Then I knelt down, my heart knocking against my side, and dragged from out its hiding-place the box in which I kept my money. Gritty with the undisturbed dust of our absence, it was locked. I drew back, my hand on my mouth. What could be the meaning of this? My stranger had come and gone. Had he been so stupidly punctilious that, having taken out the twenty pounds, he had relocked an almost empty box?

Or had he, at the last moment...? This riddle distressed me so much that instantly I was seized with a violent headache. But nothing could be done for the present. I laid by the violets in a drawer, pushed back the box, and, making as good a pretence at eating my supper as I could, prepared for the night.

One by one the clocks in hall and kitchen struck out the hours, and, the wind being in the East, borne on it came the chimes of St Peter's. Automatically I counted the strokes, turning this way and that, as if my life depended on this foolish arithmetic, yet ready, like Job, to curse the day I was born. What had my existence been but a blind futility, my thought for others but a mask of egotism and selfishness? Yet, in all this turmoil of mind, I must have slept, for suddenly I found myself stiff, drawn-up, and wideawake—listening to a cautious, reiterated tapping against my window-pane. A tallow night-light burned beside me in a saucer of water. For the first time in my life—at least since childhood—I had been afraid to face the dark. Why, I know not; but I at once leapt out of bed and blew out that light. The night was moonless, but high and starry. I peered through the curtains, and a shrouded figure became visible in the garden—Fanny's.

Curtain withdrawn, we looked each at each through the cold, dividing glass in the gloom—her eyes, in the night-spread pallor of her skin, as if congealed.

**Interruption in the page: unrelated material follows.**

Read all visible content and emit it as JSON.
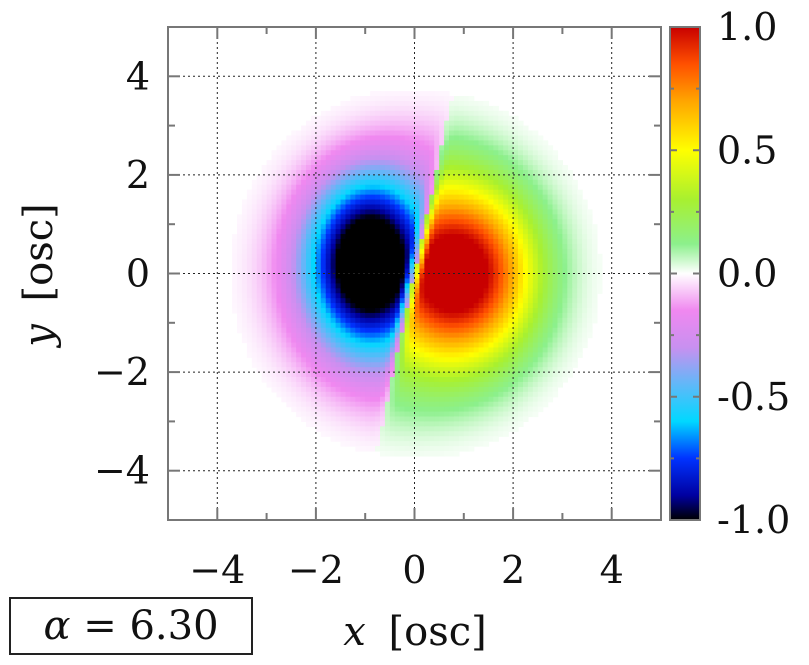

The dark lips, with an exaggerated attempt at articulation, murmured words, but I could catch no meaning. The face looked almost idiotic in these contortions. I shuddered, shook my head violently. She drew back.

Terrified that she would be gone—in my dressing-gown and slippers I groped my way across the room and was soon, with my door open, in the night air. She had heard me, and with a beckon of her finger, turned as if to lead me on.

"No, no," I signalled, "I have no key." With a gesture, she drew close, stooped, and we talked there together, muttering in the porch.

"Midgetina," she whispered, smiling bleakly, "it's this wretched money. I must explain. I'm at my wit's end—in awful trouble—without it."

Huddled close, I wasted no time in asking questions. She must come in. But this she flatly refused to do. Yet money, money was her one cry: and that she must have before she saw her mother again. Not daring to tell her that I was in doubt whether or not my savings were still in my possession, I pushed her hand away as she knelt before me on the uppermost step. "I must fetch it," I said.

By good fortune my money-box was not the weightiest of my grandfather's French trunks—not the brass-bound friend-in-need of my younger days, and it contained little but paper. I hoisted it on to my bed, and, as I had lately seen the porters do at the railway station, contrived to push under it and raise it on to my shoulder. Its edge drove in on my collar-bone till I thought it must snap. Thus laden, I staggered cautiously down the staircase, pushed slowly across the room, and, so, out into the passage and towards the rounded and dusky oblong of the open door.